To the Editor:
We read with interest the recent article by Cefalu and Dominici1 regarding a linked statistical model for the assessment of spatially-dependent exposures and health. Our concerns center around the suggestion that this model can be applied to any epidemiologic design, the authors’ definition of confounding, that no personal risk factors were included in their health model, and that area-wide predictors for the exposure model are also confounding factors in a health model.
As the health model used normally distributed errors, we assume that the authors were referring to a cross-sectional study of continuous outcomes. Except possibly for an ecologic study, we know of no design in which personal risk factors would not be included as potential confounding variables.
In terms of what is a confounder, the authors stated “We refer to confounding bias as the bias in the health-effect estimate from a health-effects regression model that fails to control for any confounding….” This is not the accepted definition of confounding: quoting Breslow and Day from 1980,2 “Confounding is intimately connected to the concept of causality. …if some exposure E is associated with disease status, then the incidence of the disease varies among the strata defined by different level of E. If these differences in incidence are caused (partially) by some factor C, then we say that C has (partially) confounded the association between E and the disease.” We note that any noncausal variable could be associated with exposure and health, and these variables should not be included in a model to control for bias unless they are surrogates of causal processes.
In our experience, there are very few area-level variables included in exposure models that are true causal variables for health outcomes. For example, in our land-use regression model of NO23 that was used in case–control studies on breast cancer,4 the predictors of traffic-related exposure included population density, counts of traffic, and distance to roads. None of these variables are causal risk factors for these cancers. Could any of these variables represent some complex causal process that can affect the incidence of these cancers? Possibly, but one would have to postulate the purported mechanism. For example, green space may lower pollution, so that the effects of greenspace on health could be due in part to lower levels of exposure to air pollution: this is a measurement issue and is not confounding.
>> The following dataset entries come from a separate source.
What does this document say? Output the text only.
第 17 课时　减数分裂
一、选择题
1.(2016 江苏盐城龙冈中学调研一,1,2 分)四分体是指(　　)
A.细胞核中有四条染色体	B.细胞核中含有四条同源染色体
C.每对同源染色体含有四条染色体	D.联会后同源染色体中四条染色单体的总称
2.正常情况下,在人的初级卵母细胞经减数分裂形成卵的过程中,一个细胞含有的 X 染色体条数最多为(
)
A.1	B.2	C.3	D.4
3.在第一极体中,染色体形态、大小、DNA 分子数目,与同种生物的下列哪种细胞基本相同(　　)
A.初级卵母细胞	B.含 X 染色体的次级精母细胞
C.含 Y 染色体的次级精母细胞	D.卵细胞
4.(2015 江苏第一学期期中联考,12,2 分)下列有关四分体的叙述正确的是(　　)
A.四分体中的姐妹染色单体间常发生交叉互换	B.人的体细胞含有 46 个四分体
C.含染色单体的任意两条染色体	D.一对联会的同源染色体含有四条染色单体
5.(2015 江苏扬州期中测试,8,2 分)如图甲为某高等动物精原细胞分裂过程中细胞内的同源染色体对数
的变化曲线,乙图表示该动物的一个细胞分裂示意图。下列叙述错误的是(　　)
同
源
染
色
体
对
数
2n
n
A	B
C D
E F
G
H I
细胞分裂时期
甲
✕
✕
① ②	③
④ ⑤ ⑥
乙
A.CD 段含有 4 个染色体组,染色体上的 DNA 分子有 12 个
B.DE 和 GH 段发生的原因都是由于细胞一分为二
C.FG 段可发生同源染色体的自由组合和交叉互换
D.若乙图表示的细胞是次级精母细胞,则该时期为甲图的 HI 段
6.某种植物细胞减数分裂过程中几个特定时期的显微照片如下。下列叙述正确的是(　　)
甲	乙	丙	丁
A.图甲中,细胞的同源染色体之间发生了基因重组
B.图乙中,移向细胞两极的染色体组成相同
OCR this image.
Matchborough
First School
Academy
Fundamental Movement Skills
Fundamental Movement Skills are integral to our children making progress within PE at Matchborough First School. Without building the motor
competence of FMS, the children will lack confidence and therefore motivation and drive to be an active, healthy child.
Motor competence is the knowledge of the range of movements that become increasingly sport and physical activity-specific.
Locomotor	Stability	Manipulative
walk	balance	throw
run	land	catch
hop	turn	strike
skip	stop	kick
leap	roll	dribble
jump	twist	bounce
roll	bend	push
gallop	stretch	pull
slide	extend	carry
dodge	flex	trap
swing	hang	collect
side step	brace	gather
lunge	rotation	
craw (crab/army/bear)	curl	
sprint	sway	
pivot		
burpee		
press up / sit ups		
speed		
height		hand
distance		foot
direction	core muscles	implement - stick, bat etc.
While one might contend that these contextual variables represent causal exposures, we suggest that these variables be modeled directly.
Mark S. Goldberg
Division of Clinical Epidemiology
Department of Medicine
McGill University Health Center – RVH
Montreal, QC, Canada
Department of Health Sciences
Ottawa, ON, Canada
Department of Sociology
University of New Brunswick
Fredericton, NB, Canada
1. Cefalu M, Dominici F. Does exposure prediction bias health-effect estimation?: the relationship between confounding adjustment and exposure prediction. Epidemiology. 2014;25:583–590.
2. Breslow NE, Day NE. Statistical Methods in Cancer Research. Volume I - The Analysis of Case-Control Studies. IARC Scientific Publications, 32 (Lyon). 1980.Lyon, France: International Agency for Cancer.
3. Crouse DL, Goldberg MS, Ross NA. A prediction-based approach to modelling temporal and spatial variability of traffic-related air pollution in Montreal, Canada. Atmos Environ. 2009;43:5075–5084.
4. Crouse DL, Goldberg MS, Ross NA, Chen H, Labrèche F. Postmenopausal breast cancer is associated with exposure to traffic-related air pollution in Montreal, Canada: a case-control study. Environ Health Perspect. 2010;118:1578–1583.